Organ	Newborn (3.4 kg)	1-year old (9.8 kg)	5-year old (19 kg)	10-year old (32 kg)	15-year old (57 kg)	Adult (70 kg)
MIRDOSE 2 software was used to calculate the radiation absorbed dose. † The dynamic bladder model with a uniform voiding frequency of 1.5 hours was used. ‡ LLI = lower large intestine; § ULI = upper large intestine
Bladder wall†	4.3	1.7	0.93	0.60	0.40	0.32
Heart wall	2.4	1.2	0.70	0.44	0.29	0.22
Pancreas	2.2	0.68	0.33	0.25	0.13	0.096
Spleen	2.2	0.84	0.46	0.29	0.19	0.14
Lungs	0.96	0.38	0.20	0.13	0.092	0.064
Kidneys	0.81	0.34	0.19	0.13	0.089	0.074
Ovaries	0.80	0.8	0.19	0.11	0.058	0.053
Uterus	0.79	0.35	0.19	0.12	0.076	0.062
LLI wall‡	0.69	0.28	0.15	0.097	0.060	0.051
Liver	0.69	0.31	0.17	0.11	0.076	0.058
Gallbladder wall	0.69	0.26	0.14	0.093	0.059	0.049
Small intestine	0.68	0.29	0.15	0.096	0.060	0.047
ULI wall§	0.67	0.27	0.15	0.090	0.057	0.046
Stomach wall	0.65	0.27	0.14	0.089	0.057	0.047
Adrenals	0.65	0.28	0.15	0.095	0.061	0.048
Testes	0.64	0.27	0.14	0.085	0.052	0.041
Red marrow	0.62	0.26	0.14	0.089	0.057	0.047
Thymus	0.61	0.26	0.14	0.086	0.056	0.044
Thyroid	0.61	0.26	0.13	0.080	0.049	0.039
Muscle	0.58	0.25	0.13	0.078	0.049	0.039
Bone surface	0.57	0.24	0.12	0.079	0.052	0.041
Breast	0.54	0.22	0.11	0.068	0.043	0.034
Skin	0.49	0.20	0.10	0.060	0.037	0.030
Brain	0.29	0.13	0.09	0.078	0.072	0.070
Other tissues	0.59	0.25	0.13	0.083	0.052	0.042

2.5 Radiation Safety-Drug Handling

• Use waterproof gloves, effective radiation shielding, and appropriate safety measures when handling Fludeoxyglucose F 18 Injection to avoid unnecessary radiation exposure to the patient, occupational workers, clinical personnel and other persons.
• Radiopharmaceuticals should be used by or under the control of physicians who are qualified by specific training and experience in the safe use and handling of radionuclides, and whose experience and training have been approved by the appropriate governmental agency authorized to license the use of radionuclides.
• Calculate the final dose from the end of synthesis (EOS) time using proper radioactive decay factors.
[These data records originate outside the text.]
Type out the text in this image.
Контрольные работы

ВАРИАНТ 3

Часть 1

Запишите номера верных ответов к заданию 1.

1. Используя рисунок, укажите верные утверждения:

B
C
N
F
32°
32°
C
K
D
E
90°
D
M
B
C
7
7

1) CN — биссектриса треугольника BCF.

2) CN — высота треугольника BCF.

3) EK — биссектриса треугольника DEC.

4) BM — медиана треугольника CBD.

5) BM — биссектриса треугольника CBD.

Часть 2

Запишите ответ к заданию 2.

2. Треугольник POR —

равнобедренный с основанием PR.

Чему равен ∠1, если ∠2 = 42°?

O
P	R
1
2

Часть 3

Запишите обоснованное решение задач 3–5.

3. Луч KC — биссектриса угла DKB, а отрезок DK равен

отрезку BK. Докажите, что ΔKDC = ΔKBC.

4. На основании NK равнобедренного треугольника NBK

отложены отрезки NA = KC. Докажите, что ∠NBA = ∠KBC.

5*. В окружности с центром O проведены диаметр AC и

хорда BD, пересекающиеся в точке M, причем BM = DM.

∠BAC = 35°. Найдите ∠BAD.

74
Assay the final dose in a properly calibrated dose calibrator before administration to the patient [see Description (11.2)].
• The dose of Fludeoxyglucose F 18 used in a given patient should be minimized consistent with the objectives of the procedure, and the nature of the radiation detection devices employed.
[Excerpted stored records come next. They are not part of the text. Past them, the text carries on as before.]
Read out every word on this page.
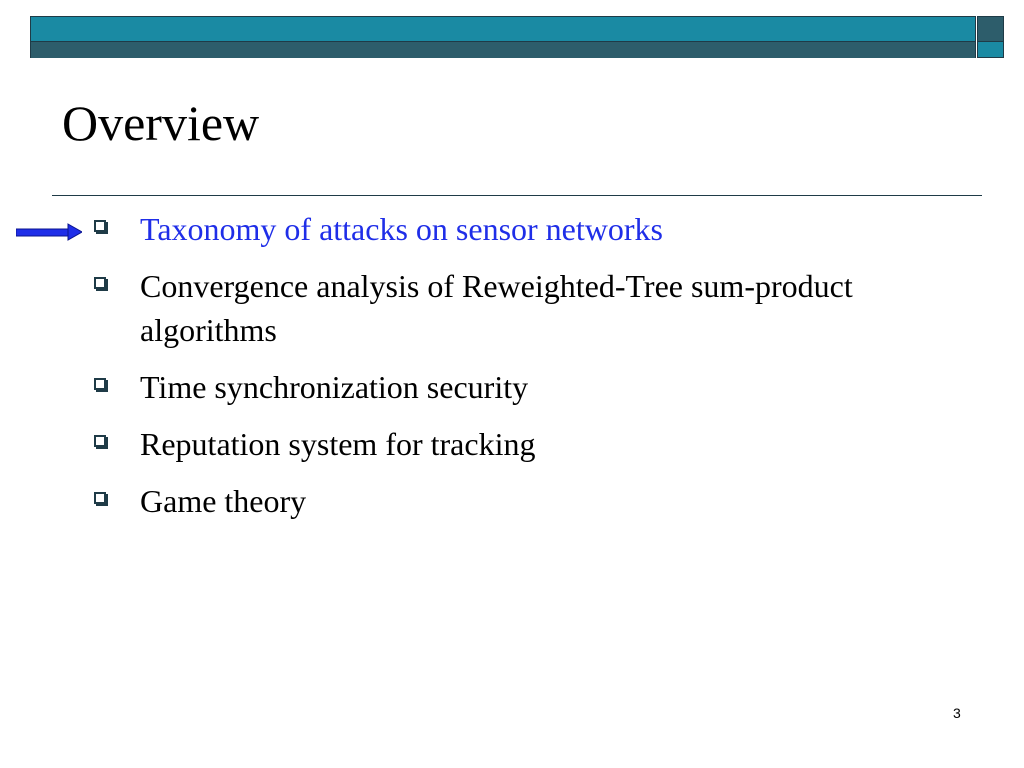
Overview
Taxonomy of attacks on sensor networks
Convergence analysis of Reweighted-Tree sum-product algorithms
Time synchronization security
Reputation system for tracking
Game theory
3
2.6 Drug Preparation and Administration

• Calculate the necessary volume to administer based on calibration time and dose.
• Aseptically withdraw Fludeoxyglucose F 18 Injection from its container.
• Inspect Fludeoxyglucose F 18 Injection visually for particulate matter and discoloration before administration, whenever solution and container permit.
• Do not administer the drug if it contains particulate matter or discoloration; dispose of these unacceptable or unused preparations in a safe manner, in compliance with applicable regulations.
• Use Fludeoxyglucose F 18 Injection within 12 hours from the EOS.

2.7 Imaging Guidelines

• Initiate imaging within 40 minutes following Fludeoxyglucose F 18 Injection administration.
• Acquire static emission images 30 to 100 minutes from the time of injection.